Despite having another difficult quarter--which yesterday drove the company's share price down 11.5%, to $6.90--Barnes & Noble executives painted a positive picture of trends during yesterday morning's conference call with stock analysts (transcript courtesy of Seeking Alpha).

Among the major points:

CEO Demos Parneros reiterated the company's push to reemphasize books, whose sales are "fundamentally sound," and cut back on gifts, educational toys and games, whose sales have lagged. Concerning the decision to focus more on books, he said, "It's simply who we are. I mean that's our heritage. That's what customers expect from us.... We feel that we got a little bit off track."

The company is "definitely interested in smaller stores" and says the current average of 26,000 square feet is too large. "We want to have smaller stores that are more efficient that require less inventory, but actually have better in stock and better discovery for customers," Parneros commented.
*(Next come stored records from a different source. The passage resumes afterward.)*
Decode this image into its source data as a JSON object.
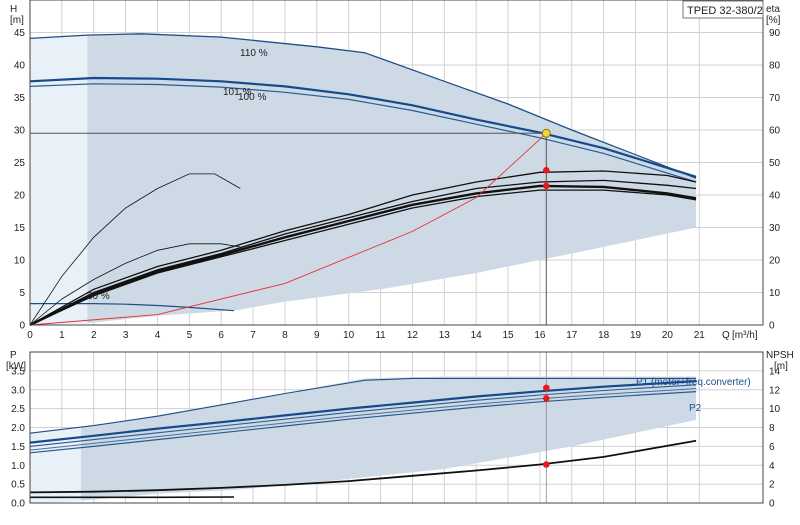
{
  "model_label": "TPED 32-380/2",
  "chart_data": [
    {
      "type": "line",
      "id": "head",
      "ylabel": "H",
      "yunit": "[m]",
      "y2label": "eta",
      "y2unit": "[%]",
      "xlabel": "Q",
      "xunit": "[m³/h]",
      "xlim": [
        0,
        23
      ],
      "ylim": [
        0,
        50
      ],
      "y2lim": [
        0,
        100
      ],
      "x_ticks": [
        0,
        1,
        2,
        3,
        4,
        5,
        6,
        7,
        8,
        9,
        10,
        11,
        12,
        13,
        14,
        15,
        16,
        17,
        18,
        19,
        20,
        21
      ],
      "y_ticks": [
        0,
        5,
        10,
        15,
        20,
        25,
        30,
        35,
        40,
        45
      ],
      "y2_ticks": [
        0,
        10,
        20,
        30,
        40,
        50,
        60,
        70,
        80,
        90
      ],
      "grid": true,
      "envelope": [
        [
          0,
          44
        ],
        [
          1.8,
          44.6
        ],
        [
          3.5,
          44.8
        ],
        [
          6,
          44.3
        ],
        [
          10.5,
          42
        ],
        [
          13,
          37.5
        ],
        [
          15,
          34
        ],
        [
          17,
          30
        ],
        [
          19,
          26
        ],
        [
          20.9,
          22.6
        ],
        [
          20.9,
          15
        ],
        [
          17,
          11
        ],
        [
          14,
          8
        ],
        [
          11,
          5.5
        ],
        [
          8,
          3.6
        ],
        [
          6.5,
          2.3
        ],
        [
          4,
          1.4
        ],
        [
          1.8,
          0.3
        ],
        [
          0,
          0
        ]
      ],
      "operating_point": {
        "q": 16.2,
        "h": 29.5
      },
      "series": [
        {
          "name": "110 %",
          "points": [
            [
              0,
              44.1
            ],
            [
              1.8,
              44.6
            ],
            [
              3.5,
              44.8
            ],
            [
              6,
              44.3
            ],
            [
              9,
              42.8
            ],
            [
              10.5,
              41.9
            ],
            [
              13,
              37.5
            ],
            [
              15,
              34
            ],
            [
              17,
              30
            ],
            [
              19,
              26.2
            ],
            [
              20.9,
              22.6
            ]
          ]
        },
        {
          "name": "101 %",
          "points": [
            [
              0,
              37.5
            ],
            [
              2,
              38
            ],
            [
              4,
              37.9
            ],
            [
              6,
              37.5
            ],
            [
              8,
              36.7
            ],
            [
              10,
              35.5
            ],
            [
              12,
              33.8
            ],
            [
              14,
              31.6
            ],
            [
              16,
              29.6
            ],
            [
              18,
              27.2
            ],
            [
              20.9,
              22.8
            ]
          ]
        },
        {
          "name": "100 %",
          "points": [
            [
              0,
              36.7
            ],
            [
              2,
              37.1
            ],
            [
              4,
              37
            ],
            [
              6,
              36.6
            ],
            [
              8,
              35.8
            ],
            [
              10,
              34.7
            ],
            [
              12,
              33
            ],
            [
              14,
              30.9
            ],
            [
              16,
              28.8
            ],
            [
              18,
              26.4
            ],
            [
              20.9,
              22
            ]
          ]
        },
        {
          "name": "30 %",
          "points": [
            [
              0,
              3.3
            ],
            [
              1,
              3.3
            ],
            [
              2,
              3.3
            ],
            [
              3,
              3.2
            ],
            [
              4,
              3
            ],
            [
              5,
              2.7
            ],
            [
              6.4,
              2.2
            ]
          ]
        },
        {
          "name": "",
          "points": [
            [
              0,
              23.5
            ],
            [
              0.8,
              24
            ],
            [
              1.6,
              24.2
            ],
            [
              16.2,
              24.2
            ],
            [
              20.8,
              22.2
            ]
          ],
          "hidden": true
        }
      ],
      "efficiency_curves": [
        {
          "points": [
            [
              0,
              0
            ],
            [
              1,
              15
            ],
            [
              2,
              27
            ],
            [
              3,
              36
            ],
            [
              4,
              42
            ],
            [
              5,
              46.5
            ],
            [
              5.8,
              46.5
            ],
            [
              6.6,
              42
            ]
          ],
          "thin": true
        },
        {
          "points": [
            [
              0,
              0
            ],
            [
              1,
              8
            ],
            [
              2,
              14
            ],
            [
              3,
              19
            ],
            [
              4,
              23
            ],
            [
              5,
              25
            ],
            [
              6,
              25
            ],
            [
              6.6,
              24
            ]
          ],
          "thin": true
        },
        {
          "points": [
            [
              0,
              0
            ],
            [
              2,
              11
            ],
            [
              4,
              18
            ],
            [
              6,
              23
            ],
            [
              8,
              29
            ],
            [
              10,
              34
            ],
            [
              12,
              40
            ],
            [
              14,
              44
            ],
            [
              16,
              47
            ],
            [
              18,
              47.4
            ],
            [
              20,
              46
            ],
            [
              20.9,
              44
            ]
          ]
        },
        {
          "points": [
            [
              0,
              0
            ],
            [
              2,
              10
            ],
            [
              4,
              17
            ],
            [
              6,
              22
            ],
            [
              8,
              28
            ],
            [
              10,
              33
            ],
            [
              12,
              38
            ],
            [
              14,
              42
            ],
            [
              16,
              44
            ],
            [
              18,
              44.5
            ],
            [
              20,
              43
            ],
            [
              20.9,
              42
            ]
          ]
        },
        {
          "points": [
            [
              0,
              0
            ],
            [
              2,
              9.5
            ],
            [
              4,
              16.5
            ],
            [
              6,
              21.5
            ],
            [
              8,
              27
            ],
            [
              10,
              32
            ],
            [
              12,
              37
            ],
            [
              14,
              40.5
            ],
            [
              16,
              42.8
            ],
            [
              18,
              42.5
            ],
            [
              20,
              40.5
            ],
            [
              20.9,
              39
            ]
          ],
          "thick": true
        },
        {
          "points": [
            [
              0,
              0
            ],
            [
              2,
              9
            ],
            [
              4,
              16
            ],
            [
              6,
              21
            ],
            [
              8,
              26
            ],
            [
              10,
              31
            ],
            [
              12,
              36
            ],
            [
              14,
              39.5
            ],
            [
              16,
              41.5
            ],
            [
              18,
              41.5
            ],
            [
              20,
              40
            ],
            [
              20.9,
              38.5
            ]
          ]
        }
      ],
      "system_curve": [
        [
          0,
          0
        ],
        [
          4,
          1.6
        ],
        [
          8,
          6.4
        ],
        [
          12,
          14.4
        ],
        [
          14,
          19.6
        ],
        [
          16.2,
          29.5
        ]
      ],
      "marker_points": [
        [
          16.2,
          47.6
        ],
        [
          16.2,
          42.8
        ]
      ]
    },
    {
      "type": "line",
      "id": "power",
      "ylabel": "P",
      "yunit": "[kW]",
      "y2label": "NPSH",
      "y2unit": "[m]",
      "ylim": [
        0,
        4
      ],
      "y2lim": [
        0,
        16
      ],
      "y_ticks": [
        0,
        0.5,
        1,
        1.5,
        2,
        2.5,
        3,
        3.5
      ],
      "y_tick_labels": [
        "0.0",
        "0.5",
        "1.0",
        "1.5",
        "2.0",
        "2.5",
        "3.0",
        "3.5"
      ],
      "y2_ticks": [
        0,
        2,
        4,
        6,
        8,
        10,
        12,
        14
      ],
      "grid": true,
      "envelope": [
        [
          0,
          1.85
        ],
        [
          2,
          2.05
        ],
        [
          6,
          2.6
        ],
        [
          10.5,
          3.3
        ],
        [
          13,
          3.35
        ],
        [
          20.9,
          3.35
        ],
        [
          20.9,
          2.2
        ],
        [
          17,
          1.5
        ],
        [
          13,
          0.9
        ],
        [
          9,
          0.55
        ],
        [
          6.5,
          0.35
        ],
        [
          4,
          0.25
        ],
        [
          1.5,
          0.05
        ],
        [
          0,
          0
        ]
      ],
      "series": [
        {
          "name": "P1 (motor+freq.converter)",
          "points": [
            [
              0,
              1.6
            ],
            [
              2,
              1.78
            ],
            [
              4,
              1.97
            ],
            [
              6,
              2.14
            ],
            [
              8,
              2.32
            ],
            [
              10,
              2.5
            ],
            [
              12,
              2.66
            ],
            [
              14,
              2.82
            ],
            [
              16,
              2.96
            ],
            [
              18,
              3.08
            ],
            [
              20.9,
              3.23
            ]
          ]
        },
        {
          "name": "",
          "points": [
            [
              0,
              1.5
            ],
            [
              2,
              1.68
            ],
            [
              4,
              1.86
            ],
            [
              6,
              2.04
            ],
            [
              8,
              2.22
            ],
            [
              10,
              2.4
            ],
            [
              12,
              2.56
            ],
            [
              14,
              2.72
            ],
            [
              16,
              2.86
            ],
            [
              18,
              2.98
            ],
            [
              20.9,
              3.13
            ]
          ]
        },
        {
          "name": "P2",
          "points": [
            [
              0,
              1.33
            ],
            [
              2,
              1.5
            ],
            [
              4,
              1.68
            ],
            [
              6,
              1.86
            ],
            [
              8,
              2.04
            ],
            [
              10,
              2.22
            ],
            [
              12,
              2.38
            ],
            [
              14,
              2.54
            ],
            [
              16,
              2.68
            ],
            [
              18,
              2.8
            ],
            [
              20.9,
              2.95
            ]
          ]
        },
        {
          "name": "",
          "points": [
            [
              0,
              1.4
            ],
            [
              2,
              1.58
            ],
            [
              4,
              1.76
            ],
            [
              6,
              1.94
            ],
            [
              8,
              2.12
            ],
            [
              10,
              2.3
            ],
            [
              12,
              2.46
            ],
            [
              14,
              2.62
            ],
            [
              16,
              2.76
            ],
            [
              18,
              2.88
            ],
            [
              20.9,
              3.03
            ]
          ]
        },
        {
          "name": "",
          "points": [
            [
              0,
              1.85
            ],
            [
              2,
              2.05
            ],
            [
              4,
              2.3
            ],
            [
              6,
              2.6
            ],
            [
              8,
              2.9
            ],
            [
              10.5,
              3.25
            ],
            [
              12,
              3.3
            ],
            [
              16,
              3.3
            ],
            [
              20.9,
              3.3
            ]
          ]
        }
      ],
      "npsh_curve": [
        [
          0,
          0.28
        ],
        [
          2,
          0.3
        ],
        [
          4,
          0.34
        ],
        [
          6,
          0.4
        ],
        [
          8,
          0.48
        ],
        [
          10,
          0.58
        ],
        [
          12,
          0.72
        ],
        [
          14,
          0.86
        ],
        [
          16,
          1.02
        ],
        [
          18,
          1.22
        ],
        [
          20.9,
          1.65
        ]
      ],
      "low_speed_curve": [
        [
          0,
          0.15
        ],
        [
          2,
          0.15
        ],
        [
          4,
          0.15
        ],
        [
          6.4,
          0.16
        ]
      ],
      "marker_points": [
        [
          16.2,
          3.05
        ],
        [
          16.2,
          2.77
        ],
        [
          16.2,
          1.02
        ]
      ]
    }
  ]
}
B&N aims to feature "a narrower product assortment with higher turnover."

There is not a new, lower ideal store size. The company's five test stores are various sizes, and B&N foresees having different-sized stores depending on the market, but all below the current superstore average. The new stores have a "consistent look and feel" that "customers love," Parneros said, adding, "We're also looking at ways to be efficient in our store designs and to be much more modular and flexible so that we can make changes in a fairly affordable way."

B&N still plans to have a net gain in stores beginning next year. In some cases, it may close a large store and then open a smaller new store nearby.

Online sales declined in the quarter, while Nook was profitable for the second quarter in a row, mainly because of continued cost cutting.

Oddly part of the conversation sounded like a treatise on rather basic bookselling, particularly when Parneros said, "Through customer research, we discovered that customers come to Barnes & Noble not only to browse and discover, but also to interact with our booksellers. This is a big takeaway for our store managers from a recent conference. We encourage our booksellers to be more proactive with customers and actively engage with them. As a result, we saw immediate improvements in [the rate of people who come in-store and make purchases, which rose 2.7% after the conference]. We also believe this has contributed to the 1.5% increase in comp book sales during the back half of the quarter."

CFO Allen Lindstrom added that that increase in people in-store making purchases came with store traffic down compared to the same period last year, although traffic had started to rise again as the quarter progressed.

B&N expects sales for the full fiscal year, which ends in late April, to "decline in the low single digits."

Parneros said the company is optimistic about the holiday season and praised the "strong lineup" of current books, including "Tom Hanks' Uncommon Type, John Grisham's The Rooster Bar, Dan Brown's Origin, Walter Isaacson's Leonardo da Vinci and a surprise drop-in title, Darker by E.L. James. To complement this lineup, we'll also feature exclusive editions of bestselling titles this holiday season, including The Art of Harry Potter, which includes rare and unpublished works of art and is only available at Barnes & Noble, Shea Serrano's Basketball and other things, David Baldacci's End Game and James Patterson's People vs. Alex Cross, among other titles. We'll also feature others in our popular signed editions program, which provides for unique one of a kind gift."